ABSTRACT Background The Kidney Disease: Improving Global Outcomes guidelines advocate the cause–glomerular filtration rate (GFR)–albuminuria (CGA) classification for predicting outcomes. However, there is a dearth of data supporting the use of the cause of chronic kidney disease. This study aimed to address how to incorporate a prior biopsy-proven diagnosis in outcome prediction. Methods We examined the association of biopsy-proven kidney disease diagnoses with kidney failure with replacement therapy (KFRT) and all-cause death before KFRT in patients with various biopsy-proven diagnoses (n = 778, analysis A) and patients with diabetes mellitus labeled with biopsy-proven diabetic nephropathy (DN), other biopsy-proven diseases and no biopsy (n = 1117, analysis B). Results In analysis A, adding biopsy-proven diagnoses to the GFR–albuminuria (GA) classification improved the prediction of 8-year incidence of KFRT and all-cause death significantly regarding integrated discrimination improvement and net reclassification index. Fine–Gray (FG) models with KFRT as a competing event showed significantly higher subdistribution hazard ratios (SHRs) for all-cause death in nephrosclerosis {4.12 [95% confidence interval (CI) 1.11–15.2)], focal segmental glomerulosclerosis [3.77 (95% CI 1.09–13.1)]} and membranous nephropathy (MN) [2.91 (95% CI 1.02–8.30)] than in immunoglobulin A nephropathy (IgAN), while the Cox model failed to show significant associations.

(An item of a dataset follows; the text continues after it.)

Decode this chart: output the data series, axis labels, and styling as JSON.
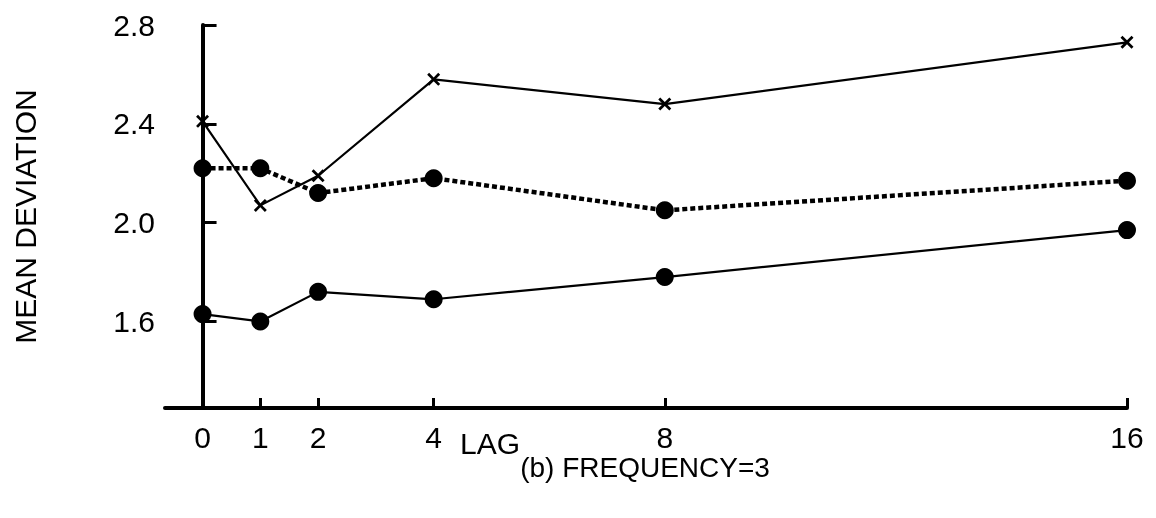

Crescentic glomerulonephritis had the highest risk of all-cause death [SHR 5.90 (95% CI 2.05–17.0)]. MN had a significantly lower risk of KFRT than IgAN [SHR 0.45 (95% CI 0.24–0.84)]. In analysis B, other biopsy-proven diseases had a lower risk of KFRT than biopsy-proven DN in the FG model, with death as a competing event [SHR 0.62 (95% CI 0.39–0.97)]. Conclusions The CGA classification is of greater value in predicting outcomes than the GA classification.